The Press Association journalist Deric Henderson has written a book about the case. His new report is the News Letter's main story. He says Howell has claimed he might have owned up to the murders of his wife and his ex-lover's husband if the police had challenged him after their bodies were discovered.
Apparently Howell made the claim in a statement to investigators from the Police Ombudsman's office which is soon to release a damning report into the original police investigation.
The Dublin papers have some interesting new claims about the financial affairs of the Fermanagh businessman Sean Quinn.
They're following a court case which is taking place in Cyprus. As the Irish Times explains, a complex legal battle's going on for control of the Quinn family's international properties.
The battle involves the Anglo Irish Bank, which is now owned by the State, and Mr Quinn's wife and children.
The bank is owed 2.8 billion euro overall, and it claims that the family have tried to put some assets beyond reach.
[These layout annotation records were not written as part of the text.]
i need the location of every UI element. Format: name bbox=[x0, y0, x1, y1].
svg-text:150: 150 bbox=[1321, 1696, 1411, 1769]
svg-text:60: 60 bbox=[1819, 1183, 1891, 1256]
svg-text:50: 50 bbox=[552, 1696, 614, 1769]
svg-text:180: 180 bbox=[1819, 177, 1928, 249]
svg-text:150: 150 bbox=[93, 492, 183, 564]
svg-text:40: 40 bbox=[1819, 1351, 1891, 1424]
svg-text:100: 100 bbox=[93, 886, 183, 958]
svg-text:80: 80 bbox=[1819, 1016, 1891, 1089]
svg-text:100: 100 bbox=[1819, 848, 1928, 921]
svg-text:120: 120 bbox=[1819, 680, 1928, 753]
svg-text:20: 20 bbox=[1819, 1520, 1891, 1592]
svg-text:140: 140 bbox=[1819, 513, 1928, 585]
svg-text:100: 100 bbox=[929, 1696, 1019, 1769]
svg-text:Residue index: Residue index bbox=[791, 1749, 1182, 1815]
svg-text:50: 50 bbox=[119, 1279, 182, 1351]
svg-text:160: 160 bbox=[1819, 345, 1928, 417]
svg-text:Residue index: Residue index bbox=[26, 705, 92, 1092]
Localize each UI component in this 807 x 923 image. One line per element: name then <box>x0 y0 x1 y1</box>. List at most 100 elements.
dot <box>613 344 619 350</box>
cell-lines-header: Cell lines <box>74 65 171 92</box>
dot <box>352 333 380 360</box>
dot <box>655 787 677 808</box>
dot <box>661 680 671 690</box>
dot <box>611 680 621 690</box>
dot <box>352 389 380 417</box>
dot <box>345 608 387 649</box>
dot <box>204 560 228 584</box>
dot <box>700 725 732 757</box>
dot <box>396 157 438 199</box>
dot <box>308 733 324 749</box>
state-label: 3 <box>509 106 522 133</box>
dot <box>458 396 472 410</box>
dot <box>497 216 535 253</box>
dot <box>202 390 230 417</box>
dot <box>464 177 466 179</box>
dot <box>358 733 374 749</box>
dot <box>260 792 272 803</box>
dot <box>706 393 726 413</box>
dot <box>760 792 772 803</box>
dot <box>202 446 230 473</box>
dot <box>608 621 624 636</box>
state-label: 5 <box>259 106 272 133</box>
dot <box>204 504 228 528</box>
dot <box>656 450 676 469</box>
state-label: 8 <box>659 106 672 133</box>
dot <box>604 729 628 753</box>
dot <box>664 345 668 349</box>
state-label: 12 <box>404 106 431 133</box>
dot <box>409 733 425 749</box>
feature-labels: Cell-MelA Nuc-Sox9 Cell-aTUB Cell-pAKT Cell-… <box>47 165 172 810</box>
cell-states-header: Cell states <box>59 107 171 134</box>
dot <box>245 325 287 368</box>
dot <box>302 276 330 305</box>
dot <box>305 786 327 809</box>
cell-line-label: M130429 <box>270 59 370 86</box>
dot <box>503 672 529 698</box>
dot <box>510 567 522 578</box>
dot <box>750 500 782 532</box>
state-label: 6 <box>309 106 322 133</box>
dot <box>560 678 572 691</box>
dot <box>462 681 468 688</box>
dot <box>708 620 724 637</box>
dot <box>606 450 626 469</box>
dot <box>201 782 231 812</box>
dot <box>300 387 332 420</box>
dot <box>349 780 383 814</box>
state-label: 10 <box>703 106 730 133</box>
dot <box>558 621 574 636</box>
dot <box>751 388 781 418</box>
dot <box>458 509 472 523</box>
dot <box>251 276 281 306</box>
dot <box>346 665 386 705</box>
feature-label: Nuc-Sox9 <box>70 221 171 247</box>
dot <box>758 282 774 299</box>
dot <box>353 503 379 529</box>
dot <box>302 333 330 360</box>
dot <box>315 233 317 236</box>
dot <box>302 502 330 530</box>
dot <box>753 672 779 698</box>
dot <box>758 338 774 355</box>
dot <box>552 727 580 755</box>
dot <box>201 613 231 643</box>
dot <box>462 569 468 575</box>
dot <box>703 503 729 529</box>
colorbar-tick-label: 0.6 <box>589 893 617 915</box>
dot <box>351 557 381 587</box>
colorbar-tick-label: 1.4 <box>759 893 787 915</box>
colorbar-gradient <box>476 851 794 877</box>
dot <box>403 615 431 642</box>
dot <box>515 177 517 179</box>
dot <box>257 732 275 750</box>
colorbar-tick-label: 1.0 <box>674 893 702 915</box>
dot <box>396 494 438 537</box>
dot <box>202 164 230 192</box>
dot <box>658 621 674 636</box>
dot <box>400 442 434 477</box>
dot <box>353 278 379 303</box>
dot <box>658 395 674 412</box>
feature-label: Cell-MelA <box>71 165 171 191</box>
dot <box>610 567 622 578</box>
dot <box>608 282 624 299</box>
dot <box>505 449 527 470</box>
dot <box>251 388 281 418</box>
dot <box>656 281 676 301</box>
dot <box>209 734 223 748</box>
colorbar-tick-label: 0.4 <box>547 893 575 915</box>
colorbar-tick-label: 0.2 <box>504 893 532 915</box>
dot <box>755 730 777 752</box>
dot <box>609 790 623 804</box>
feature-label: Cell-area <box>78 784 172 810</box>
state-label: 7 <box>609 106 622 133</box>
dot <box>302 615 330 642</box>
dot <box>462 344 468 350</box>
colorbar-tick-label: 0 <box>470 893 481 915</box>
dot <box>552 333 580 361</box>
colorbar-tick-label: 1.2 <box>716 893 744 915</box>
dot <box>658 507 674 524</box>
It's alleged this includes transferring the assets of a Russian firm which owns a tower block in Moscow to a cousin, Peter Quinn, for about $1,000.
The Irish Times says the international property portfolio stretches to Turkey, the Ukraine and India.
The Irish Independent asks the question: "Will Anglo ever be able to get back the money it believes the Quinns are trying to salt away?"
It's looking like an uphill battle, it says. A judge deeming that the bank is entitled to the money is one thing - recovery of the assets is quite another.
In the London papers, no let-up in the controversy surrounding Dr Liam Fox and Adam Werritty
The Daily Mail's headline - "Fox, four foreign breaks and more questions". It claims that the defence secretary tagged four short breaks with his friend Mr Werritty onto official government trips.
The Guardian says there is doubt over Dr Fox's claims that when they met twice in Dubai this year Mr Werritty was operating in a private capacity. It says records at the five-star hotel show that when he booked in he described his position as "office of Dr Liam Fox".
Finally, pictures in a lot of the papers of champagne being poured by the £101m lottery winners. A cartoon in the Times shows two men reading about them. One says - They've had begging letters already, mostly in Greek.